Purpose: We previously reported increased titers of scatter factor in urine of 20 patients with transitional cell carcinoma of the bladder compared to noncancer and cancer control groups. Scatter factor was also found in bladder tumor extracts but the number of samples examined was too small for detailed analysis. We report a followup study of larger numbers of patients with transitional cell carcinoma and controls.
Materials and methods: The scatter factor content of urine samples and bladder tissue extracts was measured by enzyme-linked immunosorbent assay. Values were normalized per milligram creatinine or tissue protein. Statistical analysis was performed using the Mann-Whitney U test or, for multiple comparisons, the Kruskal-Wallis H test.

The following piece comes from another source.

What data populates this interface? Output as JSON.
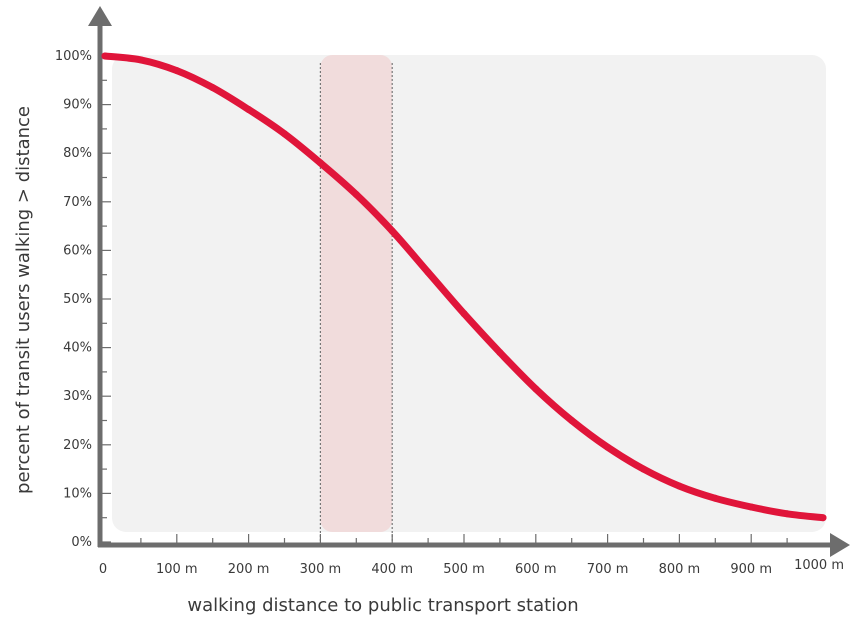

Results: Patients with transitional cell carcinoma of the bladder (52) had higher urinary scatter factor titers than did 24 normal subjects (p < 0.001) or 14 with benign prostatic hypertrophy (p < 0.001), 49 with prostate cancer (p < 0.001) and 13 with other genitourinary tract cancers (p < 0.01). Transitional cell carcinoma cases with clinicopathological evidence of disease had greater urinary scatter factor levels than those with no evidence of disease at urine sampling (p < 0.01). However, patients with transitional cell carcinomas in remission still had much greater urinary scatter factors than did normal subjects (p < 0.001). In contrast, patients with active prostate cancer had urinary scatter factor levels similar to those in remission. Patients with muscle invasive or high grade transitional cell carcinomas tended to have higher urinary scatter factor levels than patients with nonmuscle invasive or low grade tumors, respectively, but the differences were not significant. Greater levels of scatter factor were present in tissue extracts of muscle invasive transitional cell carcinomas than in nonmuscle invasive tumors (p < 0.001) or nontumor tissue (p < 0.02). Invasion was more closely related to tissue scatter factor content than tumor grade, since high grade noninvasive transitional cell carcinomas had a scatter factor content similar to that of low grade noninvasive transitional cell carcinomas.
Conclusions: These studies suggest that scatter factor may be a marker of bladder cancer, urinary scatter factor titers tend to reflect disease activity and particularly high tissue titers of scatter factor are found in muscle invasive cancers. A larger prospective study will be necessary to determine the clinical significance of elevated scatter factor titers in transitional cell carcinoma of the bladder.